Publications: Notes at the Margin

Crude Oil Buffer Stocks/Nonexistent Product Buffer Stocks (October 31, 2022)

 

Economists have struggled for decades to stabilize commodity markets. At the Bretton Woods Conference in 1944, John Maynard Keynes pushed the Allies to create three international institutions: an establishment to monitor exchange rates, a global bank, and an organization to regulate commodity market prices. The first two goals became a reality as the International Monetary Fund and the International Bank for Reconstruction and Development, which became the World Bank. The commodity price stabilization idea failed.

 

The desire to keep commodity prices from fluctuating wildly was not new in 1944. McNicol notes that several stabilization schemes were tried in the 1930s and that commodity prices were an active government concern at the end of World War II.[i] He adds that during the war, Keynes even sent a memorandum to the British treasury expressing his concern over “meaningless short-period price swings” and proposing the use of buffer stocks to moderate price ups and downs.

 

Keynes wanted to create an international organization that would review schemes for managing the price gyrations of individual markets, suggesting an IMF-like clearing union or bank financed by large nations. His idea was not adopted, although hundreds of papers and books on the issue were published. The Theory of Commodity Price Stabilization[ii], released in 1981, probably marked the peak interest in buffer stocks, although research on them continues at the World Bank today. This literature focuses primarily on the impact price cycles have on commodity-producing countries, especially nations that rely on a single crop, good, or resource.

 

Mostly before 1980, various commodity agreements to stabilize the prices of rubber, coffee, and other commodities were introduced and operated for a time. Eckbo summarizes the success and failure of many of these in The Future of World Oil.[iii] The International Tin Council, created to help control tin prices, may have been the last global effort and is certainly the most famous one. Its collapse in the mid-80s made news around the world.

 

Following the 1973 Arab oil embargo, the OECD nations created the International Energy Agency. As part of their agreement, the member countries built large buffer stocks of crude oil and smaller stocks of petroleum products. The initial idea was to use the inventories as buffer stocks to stabilize prices. (This author was one of the concept designers and worked with economic policy officials from the United States and other nations to make the plan feasible.)

 

Unfortunately, the energy departments of the major industrialized nations seized control of the strategic stocks shortly after the storage facilities were built. Regulatory capture followed.[1] Simultaneously, the oil industry convinced government agencies that strategic reserves should only be used during “shortages,” not as a price management tool.

 

No one bothered to explain how shortages could occur in a market with no price controls, and everyone ignored this policy inconsistency until Joe Biden became president of the United States. Spurred by the energy price impact of Russia’s invasion of Ukraine, his administration has employed the US Strategic Petroleum Reserve and the reserves of other IEA countries as originally intended: for market stabilization.

 

The use of these government-held stocks to moderate price fluctuations has not pleased the ministers of oil-exporting nations, who have seen their revenues cut by between $24 and $30 per barrel for the last seven months. Their public response has not surprised anyone. The continued discipline of consuming governments in response to producer and oil industry complaints, on the other hand, has been unusual.

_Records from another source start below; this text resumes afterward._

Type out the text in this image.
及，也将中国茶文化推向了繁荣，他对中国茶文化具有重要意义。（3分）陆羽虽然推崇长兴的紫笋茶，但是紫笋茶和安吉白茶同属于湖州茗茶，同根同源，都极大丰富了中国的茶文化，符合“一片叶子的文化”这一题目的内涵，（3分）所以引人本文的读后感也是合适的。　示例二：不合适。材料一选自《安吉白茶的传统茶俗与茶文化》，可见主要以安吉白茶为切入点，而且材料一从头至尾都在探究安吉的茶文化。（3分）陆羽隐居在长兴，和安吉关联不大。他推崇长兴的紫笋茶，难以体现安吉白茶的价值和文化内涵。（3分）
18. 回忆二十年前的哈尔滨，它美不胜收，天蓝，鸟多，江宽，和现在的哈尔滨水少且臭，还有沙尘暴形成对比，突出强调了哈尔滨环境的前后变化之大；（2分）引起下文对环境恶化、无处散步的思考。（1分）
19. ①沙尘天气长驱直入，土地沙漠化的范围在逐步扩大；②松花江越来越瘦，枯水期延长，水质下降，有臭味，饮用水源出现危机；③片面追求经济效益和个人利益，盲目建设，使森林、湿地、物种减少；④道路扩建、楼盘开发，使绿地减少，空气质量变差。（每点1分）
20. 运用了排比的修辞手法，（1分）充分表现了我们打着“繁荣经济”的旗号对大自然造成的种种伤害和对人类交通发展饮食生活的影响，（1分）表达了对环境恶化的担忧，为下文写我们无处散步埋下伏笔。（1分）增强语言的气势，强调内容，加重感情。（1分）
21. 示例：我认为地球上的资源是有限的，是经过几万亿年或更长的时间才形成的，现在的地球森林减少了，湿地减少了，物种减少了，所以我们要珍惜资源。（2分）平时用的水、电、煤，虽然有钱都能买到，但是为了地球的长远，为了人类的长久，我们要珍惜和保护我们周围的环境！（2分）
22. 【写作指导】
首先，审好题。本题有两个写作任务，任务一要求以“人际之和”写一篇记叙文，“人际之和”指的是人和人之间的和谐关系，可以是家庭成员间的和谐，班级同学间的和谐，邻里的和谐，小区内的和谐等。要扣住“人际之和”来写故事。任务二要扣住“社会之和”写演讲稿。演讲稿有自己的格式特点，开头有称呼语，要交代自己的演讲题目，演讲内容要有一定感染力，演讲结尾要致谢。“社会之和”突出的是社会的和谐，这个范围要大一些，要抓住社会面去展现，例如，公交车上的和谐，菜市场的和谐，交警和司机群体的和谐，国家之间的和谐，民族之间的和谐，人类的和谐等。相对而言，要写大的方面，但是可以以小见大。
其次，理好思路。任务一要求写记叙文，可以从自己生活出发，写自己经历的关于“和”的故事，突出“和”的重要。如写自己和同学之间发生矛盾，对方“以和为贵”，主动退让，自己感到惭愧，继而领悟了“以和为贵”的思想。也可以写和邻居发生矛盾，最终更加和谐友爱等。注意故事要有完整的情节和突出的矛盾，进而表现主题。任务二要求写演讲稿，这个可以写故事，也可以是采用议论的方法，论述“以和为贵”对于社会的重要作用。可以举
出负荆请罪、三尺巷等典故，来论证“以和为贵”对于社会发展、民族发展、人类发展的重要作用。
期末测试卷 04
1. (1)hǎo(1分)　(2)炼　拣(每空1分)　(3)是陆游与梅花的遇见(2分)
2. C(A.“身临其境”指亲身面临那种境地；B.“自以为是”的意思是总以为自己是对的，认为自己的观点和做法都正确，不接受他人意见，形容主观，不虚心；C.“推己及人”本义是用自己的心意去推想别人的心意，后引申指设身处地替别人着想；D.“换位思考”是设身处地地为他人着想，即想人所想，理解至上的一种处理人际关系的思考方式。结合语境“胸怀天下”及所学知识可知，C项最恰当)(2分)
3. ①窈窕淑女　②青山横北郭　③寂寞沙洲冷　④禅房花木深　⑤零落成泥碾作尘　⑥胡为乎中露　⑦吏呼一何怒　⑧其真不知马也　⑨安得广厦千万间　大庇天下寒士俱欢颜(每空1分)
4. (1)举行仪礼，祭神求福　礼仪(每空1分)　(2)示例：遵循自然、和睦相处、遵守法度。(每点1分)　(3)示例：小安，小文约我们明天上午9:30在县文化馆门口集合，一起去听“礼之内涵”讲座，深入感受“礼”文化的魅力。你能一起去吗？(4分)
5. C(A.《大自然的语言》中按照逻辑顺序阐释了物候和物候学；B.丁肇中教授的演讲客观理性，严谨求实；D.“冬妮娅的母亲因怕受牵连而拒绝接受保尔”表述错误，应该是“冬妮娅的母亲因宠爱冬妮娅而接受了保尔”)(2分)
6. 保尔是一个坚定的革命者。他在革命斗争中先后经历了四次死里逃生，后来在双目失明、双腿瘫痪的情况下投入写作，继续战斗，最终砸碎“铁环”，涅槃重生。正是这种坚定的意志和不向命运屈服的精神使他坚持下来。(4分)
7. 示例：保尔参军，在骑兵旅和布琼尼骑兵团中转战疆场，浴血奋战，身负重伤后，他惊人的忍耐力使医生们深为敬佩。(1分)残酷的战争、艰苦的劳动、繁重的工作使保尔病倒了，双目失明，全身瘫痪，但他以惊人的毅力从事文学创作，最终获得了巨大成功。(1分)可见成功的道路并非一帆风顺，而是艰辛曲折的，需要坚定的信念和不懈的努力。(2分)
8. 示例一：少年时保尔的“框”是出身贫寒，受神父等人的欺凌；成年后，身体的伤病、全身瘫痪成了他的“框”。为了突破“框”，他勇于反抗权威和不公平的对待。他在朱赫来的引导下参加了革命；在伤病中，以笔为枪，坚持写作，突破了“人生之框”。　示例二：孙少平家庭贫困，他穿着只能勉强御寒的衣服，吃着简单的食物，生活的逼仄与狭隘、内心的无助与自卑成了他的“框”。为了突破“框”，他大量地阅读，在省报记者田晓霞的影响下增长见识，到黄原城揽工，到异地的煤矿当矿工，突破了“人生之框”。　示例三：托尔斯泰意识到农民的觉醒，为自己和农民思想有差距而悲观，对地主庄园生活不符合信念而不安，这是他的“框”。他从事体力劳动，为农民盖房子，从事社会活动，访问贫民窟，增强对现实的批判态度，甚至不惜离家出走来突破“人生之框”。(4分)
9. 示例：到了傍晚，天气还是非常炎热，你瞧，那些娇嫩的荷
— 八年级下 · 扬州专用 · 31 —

[1] Regulatory capture is the process by which companies and industries regulated by a government agency gain control of the agency and its decision-making. See George J. Stigler, “The Theory of Economic Regulation,” The Bell Journal of Economics and Management Science 2, No. 1 (Spring 1971), pp. 3-21 [https://tinyurl.com/54na9n3u].



[i] David McNicol, Commodity Agreements and Price Stabilization: A Policy Analysis (Lexington, Mass.: Lexington Books, 1978) [https://tinyurl.com/2p8mnsmn], p. 5.

[ii] David M.G. Newbery and Joseph E. Stiglitz, The Theory of Commodity Price Stabilization: A Study in the Economics of Risk (Oxford, England: Oxford University Press, 1981).

[iii] Paul Leo Eckbo, The Future of World Oil (Lexington, Mass.: Ballinger Publishing, 1976).